In recognition of Yukon Education Week 2015

It’s with great pleasure that I also rise today on behalf of the Liberal Party to pay tribute to Education Week. This year’s theme, as mentioned by the minister, is “Many Paths to Learning” and it is a reflection on the different ways that each individual learns.

A one-size-fits-all approach to education never works when it comes to advancing the educational needs of students. There are many skills that a teacher needs to have in order to be successful, but few are more valuable than being able to understand the learning needs of a student. The earlier that a student has a learning plan, the better off the student will be in the long run.

By creating a system around that student, we promote inclusion and we ensure success and we build confidence in the student. By teaching self-worth, however, we enable the student with the ability to learn with a focus. Now I can’t stress that enough. As a math teacher, my curriculum did not identify how to teach self-worth to my students. But if a student or if a school embraces a community approach to developing a whole child, and if the teachers willingly step outside of the confines of their classrooms and their standardized goals, students will benefit by understanding what it means to have self-worth.

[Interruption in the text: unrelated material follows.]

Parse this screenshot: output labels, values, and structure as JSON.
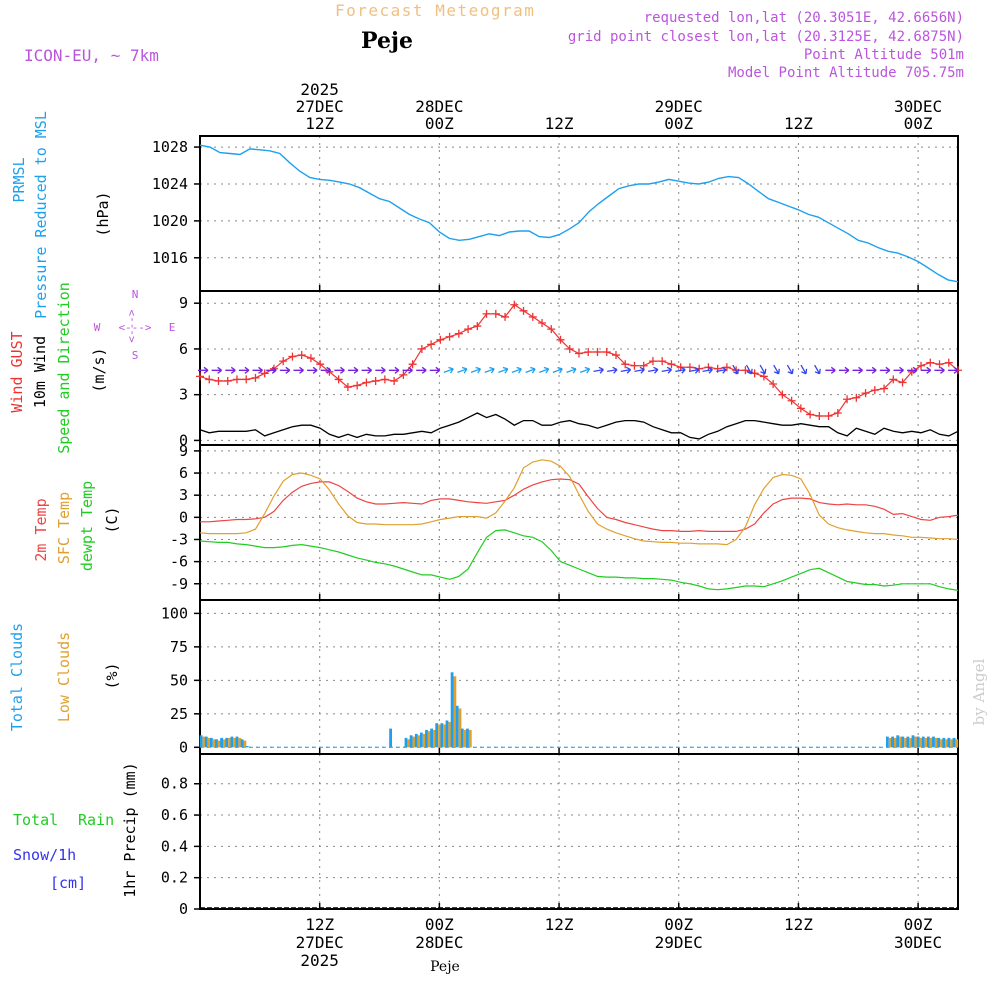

I learned early on that in order for a student to succeed, the teacher needs to understand how that student learns. Every student retains information differently. But this year’s slogan, “Many Paths to Learning”, means a lot more to me than that. To me, it means that it takes a whole community to raise a child. A community with many people, from many of life’s pathways engaged in education is a recipe for our next education to have a more enriched life than their parents’ generation.

As I pay tribute today to Education Week, I want to take the opportunity to thank every teacher, every parent and every student who I’ve worked with in my tenure as a teacher for all that they have taught me. I hope that I was able to teach them something as well.

I’ve said it before, Mr. Speaker, and I’ll say it again: We have the best students in Canada here in the Yukon. They deserve the best education in the world.